There are also a handful of competitive House races in Staten Island and New York City’s suburbs, as well as New Jersey.
The weather in the Mid Atlantic will be similarly warm and dry, with Washington seeing a high of 57 degrees on Tuesday. Outside of some House races in the Virginia suburbs, there are no competitive races in this region this cycle.
There’s little chance of rain across the South this Tuesday, and temperatures will be comfortable, laying the groundwork for strong turnout in a region littered with battleground states.
Charlotte, N.C. will see a high of 65 degrees and just a 10 percent chance of rain, temperatures will hit 63 degrees in Atlanta, also with a 10 percent chance of rain at night, Miami will hit a high of 77 degrees with minimal chance of precipitation and Houston will also hit the low-70s.
A number of swing states are located in the South, a region that has the potential to determine the winner of the White House race. Polls show Biden with a slight lead in North Carolina and a neck and neck race in Georgia, Florida and Texas, which combined will allocated 83 electoral votes.
The Midwest has just as much power to determine the next president as the South, and the two regions will have similar weather this Election Day as well.
Detroit and Milwaukee will both see minimal chances of rain and temperatures in the mid-50s, while Des Moines, Iowa will almost hit 70 degrees and Topeka, Kan., will hit 74 degrees.
Trump nearly swept the Midwest battlegrounds in 2016, winning Iowa, Michigan, Ohio and Wisconsin and losing Minnesota by a razor-thin margin. His path to reelection likely runs through winning at least three of those states, though polls show Biden with leads in Michigan and Wisconsin and running essentially tied with Trump in Iowa and Ohio, which went for the president by wide margins in 2016 and had initially been written off by Democrats.
There is also a competitive open Senate race brewing in Kansas between Rep. Roger Marshall (R) and Republican-turned-Democratic state Sen. Barbara Bollier.
The Southwest is not chock full of battlegrounds but will see high temperatures and a dry climate on Tuesday.
Phoenix will hit 92 degrees on Tuesday, and Las Vegas will see highs in the mid-80s.

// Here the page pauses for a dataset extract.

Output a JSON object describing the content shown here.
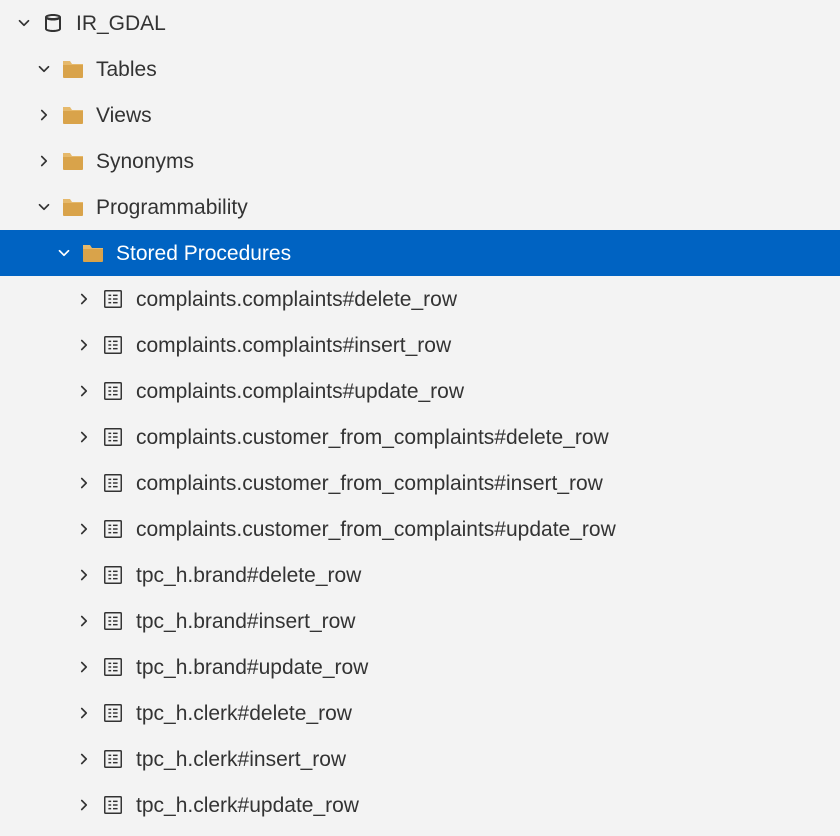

Arizona is the only true competitive state in the region, with polls showing Biden up there. It is also home to a competitive Senate race, where surveys show Democrat Mark Kelly well-positioned to unseat Sen. Martha McSally (R).
The Trump campaign has touted Nevada as a possible flip opportunity, though it is not expected to be a particularly tight race.
The West Coast is the only region in the country expected to see some rainfall this Tuesday, though no states there are really in play at the presidential level.
Seattle will see temperatures in the mid-50s and a 60 percent chance of rain, while Portland, Ore. will see similar temperatures and also has a 60 percent chance of precipitation. There are no highly competitive races in either Washington state or Oregon beyond the contest to unseat Rep. Jaime Herrera Beutler (R) in Washington’s 3rd Congressional District.
California will see better weather, with Los Angeles facing a 0 percent chance of rainfall and temperatures in the low 80s. The state is not competitive in the White House race, but the Los Angeles suburbs are home to a number of competitive House races.